Still, as we have seen, Eric was haunted most nights by those troublesome dreams filled with the horrors of his former trade. Demons resembling the asset strippers; the merchant bankers; market traders and executives in the Product Creation Division of Mega Global Limited, gathered each night as slumber closed in on him, surrounding and subduing him with sinister rattles; foul giggles; hoarse whines and fearsome threats.

Many of the sane people at MGL (and as any sane person would predict, the rational and sane ones were all in IT, working among the broken hand-me-down furniture that was their lot, in their lair in a hidden basement) wondered if the Product Creation people were cloned somewhere deep within a fetid, pox-filled swamp. On the other hand, in Eric's dreams there were numberless hordes of them, extruded with a glooping sound from steaming vats filled with something that his dreams remained diplomatically unclear about.

Whatever was bubbling around in those vats, Eric was quite sure he never wanted to dream any sorts of smells, ever. That was an important clue, when he opened his eyes and saw what appeared to be a yellow sheep standing on his pillow. Its breath smelled like new-mown hay, and since he could smell it, he knew this was no dream, or at the very least, it was not a normal dream.

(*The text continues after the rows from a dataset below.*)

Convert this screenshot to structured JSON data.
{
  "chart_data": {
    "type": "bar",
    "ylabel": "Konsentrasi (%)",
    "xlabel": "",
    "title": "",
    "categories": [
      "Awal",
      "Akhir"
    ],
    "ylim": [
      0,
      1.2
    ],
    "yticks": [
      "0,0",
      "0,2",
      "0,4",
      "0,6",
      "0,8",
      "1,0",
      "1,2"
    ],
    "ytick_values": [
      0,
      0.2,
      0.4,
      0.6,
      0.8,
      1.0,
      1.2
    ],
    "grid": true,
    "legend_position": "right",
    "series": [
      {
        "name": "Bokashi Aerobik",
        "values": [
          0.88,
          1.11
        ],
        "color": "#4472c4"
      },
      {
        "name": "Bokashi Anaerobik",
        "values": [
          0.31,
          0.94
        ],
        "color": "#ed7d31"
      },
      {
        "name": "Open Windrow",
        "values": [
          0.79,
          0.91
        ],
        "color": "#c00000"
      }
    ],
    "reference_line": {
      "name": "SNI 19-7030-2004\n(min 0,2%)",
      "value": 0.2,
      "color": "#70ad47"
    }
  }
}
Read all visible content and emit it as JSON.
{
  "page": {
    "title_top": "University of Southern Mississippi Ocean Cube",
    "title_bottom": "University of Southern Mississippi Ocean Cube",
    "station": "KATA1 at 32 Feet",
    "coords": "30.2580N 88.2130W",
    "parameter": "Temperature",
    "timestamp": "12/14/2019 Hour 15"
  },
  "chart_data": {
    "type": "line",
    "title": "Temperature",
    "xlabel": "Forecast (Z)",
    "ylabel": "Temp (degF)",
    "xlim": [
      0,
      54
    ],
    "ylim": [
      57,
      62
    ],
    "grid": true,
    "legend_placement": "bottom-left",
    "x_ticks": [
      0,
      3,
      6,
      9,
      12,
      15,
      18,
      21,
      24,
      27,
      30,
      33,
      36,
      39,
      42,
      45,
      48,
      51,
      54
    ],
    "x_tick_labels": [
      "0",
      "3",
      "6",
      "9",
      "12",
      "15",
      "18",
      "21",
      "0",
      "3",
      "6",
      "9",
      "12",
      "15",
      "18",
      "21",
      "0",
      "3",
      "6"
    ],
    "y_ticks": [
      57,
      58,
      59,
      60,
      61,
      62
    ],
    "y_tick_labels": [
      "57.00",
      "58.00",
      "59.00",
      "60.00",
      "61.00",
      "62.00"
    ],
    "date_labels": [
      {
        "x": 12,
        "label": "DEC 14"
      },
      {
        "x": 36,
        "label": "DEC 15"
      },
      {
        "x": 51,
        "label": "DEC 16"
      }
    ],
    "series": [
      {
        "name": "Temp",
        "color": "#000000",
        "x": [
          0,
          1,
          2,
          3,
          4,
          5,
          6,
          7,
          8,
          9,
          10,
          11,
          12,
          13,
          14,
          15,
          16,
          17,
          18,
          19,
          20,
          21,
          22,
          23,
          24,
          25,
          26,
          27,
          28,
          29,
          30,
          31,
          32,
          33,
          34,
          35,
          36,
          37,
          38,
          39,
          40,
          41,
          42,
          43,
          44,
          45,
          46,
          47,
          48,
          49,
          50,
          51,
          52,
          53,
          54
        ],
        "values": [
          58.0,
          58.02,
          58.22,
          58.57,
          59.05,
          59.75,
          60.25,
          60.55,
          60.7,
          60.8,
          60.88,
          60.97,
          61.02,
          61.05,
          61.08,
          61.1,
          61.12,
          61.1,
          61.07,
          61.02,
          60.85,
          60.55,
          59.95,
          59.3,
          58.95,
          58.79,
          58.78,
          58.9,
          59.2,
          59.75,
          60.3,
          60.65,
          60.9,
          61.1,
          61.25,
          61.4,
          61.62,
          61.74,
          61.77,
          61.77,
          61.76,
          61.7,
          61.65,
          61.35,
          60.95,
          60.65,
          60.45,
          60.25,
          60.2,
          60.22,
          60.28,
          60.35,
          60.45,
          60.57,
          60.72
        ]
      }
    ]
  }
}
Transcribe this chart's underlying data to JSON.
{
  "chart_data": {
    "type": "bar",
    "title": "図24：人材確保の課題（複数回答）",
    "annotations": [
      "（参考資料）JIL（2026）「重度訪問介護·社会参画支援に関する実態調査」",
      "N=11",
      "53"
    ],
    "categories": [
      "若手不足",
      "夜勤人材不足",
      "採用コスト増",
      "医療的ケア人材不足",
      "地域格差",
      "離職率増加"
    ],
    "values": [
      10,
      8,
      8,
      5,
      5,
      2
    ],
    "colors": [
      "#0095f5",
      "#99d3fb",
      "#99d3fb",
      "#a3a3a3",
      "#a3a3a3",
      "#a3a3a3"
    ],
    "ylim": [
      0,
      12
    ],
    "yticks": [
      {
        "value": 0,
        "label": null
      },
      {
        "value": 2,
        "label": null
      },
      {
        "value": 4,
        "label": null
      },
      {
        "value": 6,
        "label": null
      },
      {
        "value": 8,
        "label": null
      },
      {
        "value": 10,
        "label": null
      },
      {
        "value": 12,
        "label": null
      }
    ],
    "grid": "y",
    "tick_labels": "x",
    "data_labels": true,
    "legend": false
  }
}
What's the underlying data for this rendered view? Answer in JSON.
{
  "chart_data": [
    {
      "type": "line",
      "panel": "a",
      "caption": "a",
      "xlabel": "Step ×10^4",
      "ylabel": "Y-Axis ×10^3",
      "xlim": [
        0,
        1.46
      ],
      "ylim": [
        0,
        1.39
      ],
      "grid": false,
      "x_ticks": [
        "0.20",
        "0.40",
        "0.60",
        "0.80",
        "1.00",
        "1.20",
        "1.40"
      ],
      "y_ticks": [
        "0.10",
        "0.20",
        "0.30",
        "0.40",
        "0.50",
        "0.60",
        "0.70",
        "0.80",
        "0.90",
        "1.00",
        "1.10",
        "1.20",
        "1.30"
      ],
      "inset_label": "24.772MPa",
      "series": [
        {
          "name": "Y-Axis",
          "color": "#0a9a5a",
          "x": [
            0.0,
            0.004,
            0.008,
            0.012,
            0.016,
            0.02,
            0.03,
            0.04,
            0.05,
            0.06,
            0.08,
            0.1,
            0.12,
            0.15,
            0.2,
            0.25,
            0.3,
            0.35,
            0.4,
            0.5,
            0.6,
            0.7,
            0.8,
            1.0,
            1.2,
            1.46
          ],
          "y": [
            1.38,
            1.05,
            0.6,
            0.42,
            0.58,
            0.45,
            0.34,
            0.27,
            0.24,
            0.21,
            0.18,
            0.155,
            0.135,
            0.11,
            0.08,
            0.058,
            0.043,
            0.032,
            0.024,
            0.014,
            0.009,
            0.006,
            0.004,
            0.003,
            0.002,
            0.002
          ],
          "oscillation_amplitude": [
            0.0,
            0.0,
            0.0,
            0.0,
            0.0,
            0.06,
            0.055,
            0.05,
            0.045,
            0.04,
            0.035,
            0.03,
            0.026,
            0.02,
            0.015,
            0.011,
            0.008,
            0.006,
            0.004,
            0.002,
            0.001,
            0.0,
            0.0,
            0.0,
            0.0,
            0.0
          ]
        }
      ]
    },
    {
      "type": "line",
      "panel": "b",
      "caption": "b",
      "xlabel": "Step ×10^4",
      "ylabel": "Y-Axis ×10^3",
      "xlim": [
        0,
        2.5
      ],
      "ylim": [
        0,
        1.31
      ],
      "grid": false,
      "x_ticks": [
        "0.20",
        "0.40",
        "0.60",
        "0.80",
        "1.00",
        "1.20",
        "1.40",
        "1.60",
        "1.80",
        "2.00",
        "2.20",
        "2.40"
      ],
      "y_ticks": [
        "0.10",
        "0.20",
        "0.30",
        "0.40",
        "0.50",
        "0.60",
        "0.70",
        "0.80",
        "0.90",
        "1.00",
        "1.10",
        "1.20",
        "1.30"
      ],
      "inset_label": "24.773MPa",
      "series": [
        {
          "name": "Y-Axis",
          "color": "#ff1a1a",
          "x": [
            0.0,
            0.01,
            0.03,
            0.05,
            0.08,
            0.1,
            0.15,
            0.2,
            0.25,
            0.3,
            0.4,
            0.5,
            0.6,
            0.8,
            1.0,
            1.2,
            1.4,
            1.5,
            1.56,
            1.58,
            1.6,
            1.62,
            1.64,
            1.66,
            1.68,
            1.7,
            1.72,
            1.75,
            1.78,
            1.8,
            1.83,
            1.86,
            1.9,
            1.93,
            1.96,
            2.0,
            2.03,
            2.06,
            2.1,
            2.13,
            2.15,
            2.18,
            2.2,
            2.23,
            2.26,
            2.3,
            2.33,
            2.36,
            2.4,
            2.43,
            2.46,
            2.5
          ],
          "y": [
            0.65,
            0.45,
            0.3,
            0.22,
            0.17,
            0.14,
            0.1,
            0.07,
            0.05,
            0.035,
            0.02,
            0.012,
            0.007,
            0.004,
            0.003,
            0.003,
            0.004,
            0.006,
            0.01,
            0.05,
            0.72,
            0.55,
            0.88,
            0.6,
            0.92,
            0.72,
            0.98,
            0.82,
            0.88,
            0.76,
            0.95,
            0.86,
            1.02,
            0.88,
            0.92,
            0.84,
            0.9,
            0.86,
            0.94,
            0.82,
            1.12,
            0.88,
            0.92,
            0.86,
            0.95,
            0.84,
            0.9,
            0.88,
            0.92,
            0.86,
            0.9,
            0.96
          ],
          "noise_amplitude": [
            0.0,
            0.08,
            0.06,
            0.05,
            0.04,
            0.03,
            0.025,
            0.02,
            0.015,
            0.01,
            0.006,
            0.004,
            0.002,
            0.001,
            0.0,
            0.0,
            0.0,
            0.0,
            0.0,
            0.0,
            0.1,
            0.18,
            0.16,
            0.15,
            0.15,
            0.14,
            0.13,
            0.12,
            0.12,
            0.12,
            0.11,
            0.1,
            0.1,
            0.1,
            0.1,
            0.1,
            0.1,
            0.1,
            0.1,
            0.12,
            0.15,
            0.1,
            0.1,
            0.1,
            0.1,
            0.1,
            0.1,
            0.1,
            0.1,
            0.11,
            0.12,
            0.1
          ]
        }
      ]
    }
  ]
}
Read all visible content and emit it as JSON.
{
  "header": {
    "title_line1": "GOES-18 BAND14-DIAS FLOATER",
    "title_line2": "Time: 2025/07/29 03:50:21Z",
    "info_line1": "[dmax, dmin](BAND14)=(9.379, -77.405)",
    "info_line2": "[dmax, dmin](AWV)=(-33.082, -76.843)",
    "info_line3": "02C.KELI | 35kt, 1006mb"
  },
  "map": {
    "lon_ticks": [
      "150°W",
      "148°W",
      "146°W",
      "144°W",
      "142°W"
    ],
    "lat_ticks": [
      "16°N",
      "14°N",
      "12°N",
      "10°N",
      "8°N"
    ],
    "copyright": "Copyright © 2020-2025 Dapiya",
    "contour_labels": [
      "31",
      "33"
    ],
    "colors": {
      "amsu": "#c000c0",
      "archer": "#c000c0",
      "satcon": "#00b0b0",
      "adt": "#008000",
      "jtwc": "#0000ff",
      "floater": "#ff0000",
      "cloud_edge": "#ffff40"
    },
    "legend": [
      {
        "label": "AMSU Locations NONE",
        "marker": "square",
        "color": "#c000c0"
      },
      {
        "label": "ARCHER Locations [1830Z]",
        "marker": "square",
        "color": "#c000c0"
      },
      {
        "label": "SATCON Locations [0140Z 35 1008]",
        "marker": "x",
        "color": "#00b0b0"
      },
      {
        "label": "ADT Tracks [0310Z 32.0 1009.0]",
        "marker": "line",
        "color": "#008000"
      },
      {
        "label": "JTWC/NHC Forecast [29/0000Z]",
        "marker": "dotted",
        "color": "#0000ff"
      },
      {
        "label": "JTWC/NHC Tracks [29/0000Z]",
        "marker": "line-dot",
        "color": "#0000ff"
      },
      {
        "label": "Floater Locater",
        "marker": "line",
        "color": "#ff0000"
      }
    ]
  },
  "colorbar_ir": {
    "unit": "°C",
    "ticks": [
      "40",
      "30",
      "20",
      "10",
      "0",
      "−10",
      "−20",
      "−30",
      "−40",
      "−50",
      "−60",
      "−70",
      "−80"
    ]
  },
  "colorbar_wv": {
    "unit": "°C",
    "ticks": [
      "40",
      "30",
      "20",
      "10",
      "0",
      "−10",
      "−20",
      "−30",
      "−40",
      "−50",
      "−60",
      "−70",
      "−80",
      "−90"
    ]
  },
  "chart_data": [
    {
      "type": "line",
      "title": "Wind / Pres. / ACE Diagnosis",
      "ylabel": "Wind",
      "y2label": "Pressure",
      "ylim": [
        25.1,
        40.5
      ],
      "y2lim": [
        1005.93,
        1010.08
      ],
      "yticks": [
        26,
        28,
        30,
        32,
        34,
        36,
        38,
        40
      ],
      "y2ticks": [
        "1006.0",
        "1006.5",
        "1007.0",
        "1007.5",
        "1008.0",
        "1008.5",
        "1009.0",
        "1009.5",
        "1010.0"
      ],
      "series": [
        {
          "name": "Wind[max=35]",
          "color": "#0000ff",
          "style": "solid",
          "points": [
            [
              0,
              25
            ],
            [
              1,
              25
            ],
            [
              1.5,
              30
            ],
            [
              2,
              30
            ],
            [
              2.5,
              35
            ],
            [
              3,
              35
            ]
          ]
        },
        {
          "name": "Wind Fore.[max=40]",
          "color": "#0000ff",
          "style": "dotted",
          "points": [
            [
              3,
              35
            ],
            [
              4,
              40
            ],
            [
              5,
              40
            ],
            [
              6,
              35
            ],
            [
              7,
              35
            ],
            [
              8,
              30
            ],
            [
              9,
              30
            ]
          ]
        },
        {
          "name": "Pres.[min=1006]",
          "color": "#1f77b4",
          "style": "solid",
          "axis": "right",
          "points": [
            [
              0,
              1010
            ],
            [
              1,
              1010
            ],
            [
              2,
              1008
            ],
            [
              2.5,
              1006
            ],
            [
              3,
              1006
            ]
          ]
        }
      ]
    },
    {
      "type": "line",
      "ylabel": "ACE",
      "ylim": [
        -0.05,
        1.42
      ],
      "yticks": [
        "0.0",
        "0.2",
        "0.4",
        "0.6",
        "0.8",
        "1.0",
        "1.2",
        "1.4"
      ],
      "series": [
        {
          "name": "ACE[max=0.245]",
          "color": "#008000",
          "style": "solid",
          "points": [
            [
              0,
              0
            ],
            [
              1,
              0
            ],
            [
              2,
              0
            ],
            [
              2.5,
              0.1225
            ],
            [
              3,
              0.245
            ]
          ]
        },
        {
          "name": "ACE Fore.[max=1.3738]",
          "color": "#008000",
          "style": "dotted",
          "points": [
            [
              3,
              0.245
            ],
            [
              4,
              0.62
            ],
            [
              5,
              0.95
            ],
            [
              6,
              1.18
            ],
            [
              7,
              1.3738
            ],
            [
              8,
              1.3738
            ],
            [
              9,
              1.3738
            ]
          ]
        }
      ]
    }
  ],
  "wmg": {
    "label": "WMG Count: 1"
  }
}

The panic was about to begin.

10, 9, 8, 7, 6, 5, 4, 3, 2 …

 

1. The sheep and the jeep

"Good morning, Eric!" the yellow sheep greeted him in a well-modulated contralto voice with a Welsh accent. Eric turned away, then back again, considering this sheep slowly, thinking at about the same speed that an ingrown toenail grows inwards, or tectonic plates drift along. Alice explained this analogy to him later, saying it was an appropriate pairing, because the in-growing toenail causes pain, and the drift causes earthquakes and tsunamis. Sadly, she wasn't there to share that insight right then, so he had no warning of what was coming.